The German victors dismissed the Coastal Rebellion of 1888–90 as an "Arab Rebellion," as reflected in the title of Rochus Schmidt's standard history of the military campaign. It was not until the publication of Jonathan Glassman's doctoral thesis in 1995 that a fuller picture of the rebellion emerged, with a better understanding of the motivations of the different elements of the coastal population, and of how these combined to spark the rebellion.

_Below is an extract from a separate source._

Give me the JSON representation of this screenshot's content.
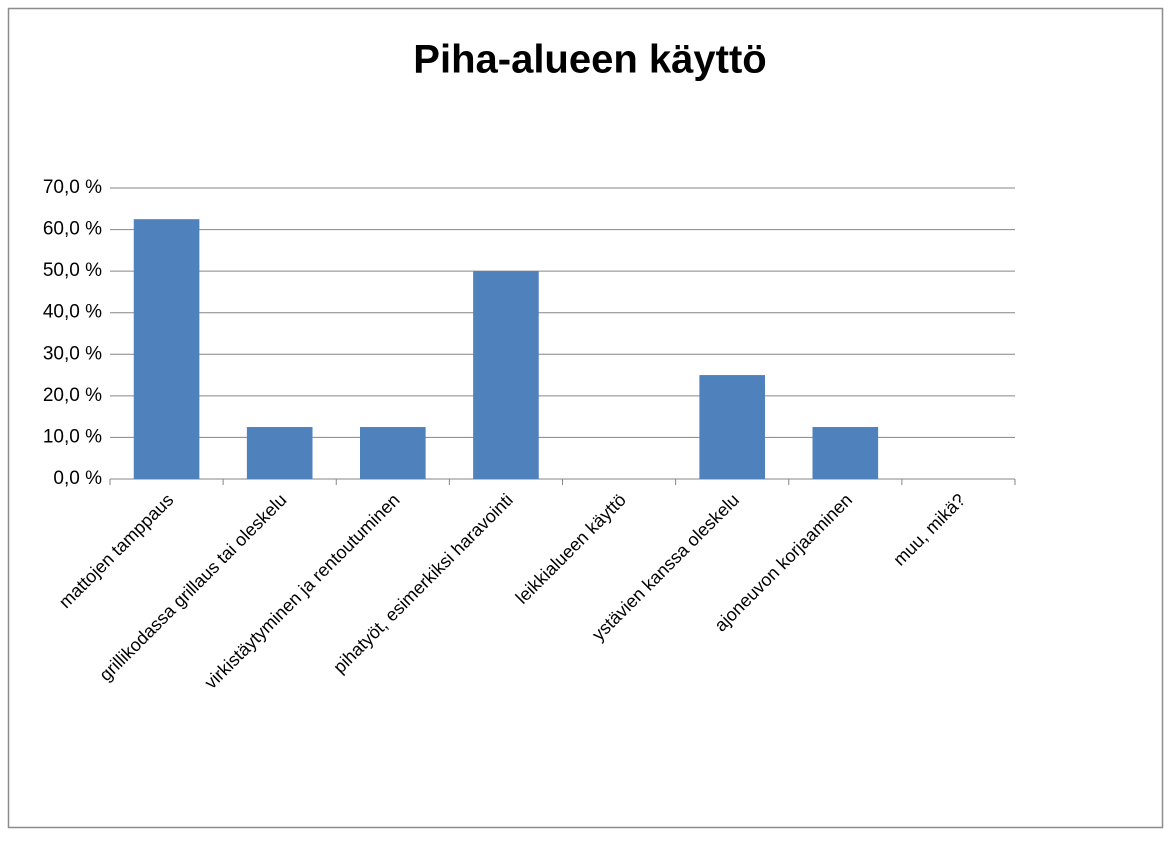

The German historian, Jörg Haustein, has expressed very effectively the latest thinking on this question:by dubbing al-Bushiri's military resistance the 'Arab Uprising,' the Germans completely misread the political dynamics beneath the opposition they faced. In the decades prior to the arrival of the Germans, Tanganyika had seen a progressive encroachment of Omani military and administrative power, which altered the established trading networks and socioeconomic relations between Shirazi patricians, Indian merchants, and Arab traders of various origins (Hadramaut, Comoro, Zanzibar). As Glassman pointed out, the German colonizers were tolerated as long as they were seen as challenging Omani domination. However, with the treaty of 1888, Germans were perceived as clients of the sultan, and now their former allies turned against them, simultaneously contesting German and Omani authority over the coast. The uprising, in other words, indicated the precariousness of Omani Arab hegemony, rather than 'Arab' leadership, and was rooted in a social contest that pitted diverse religious and ethnic identities … against each other.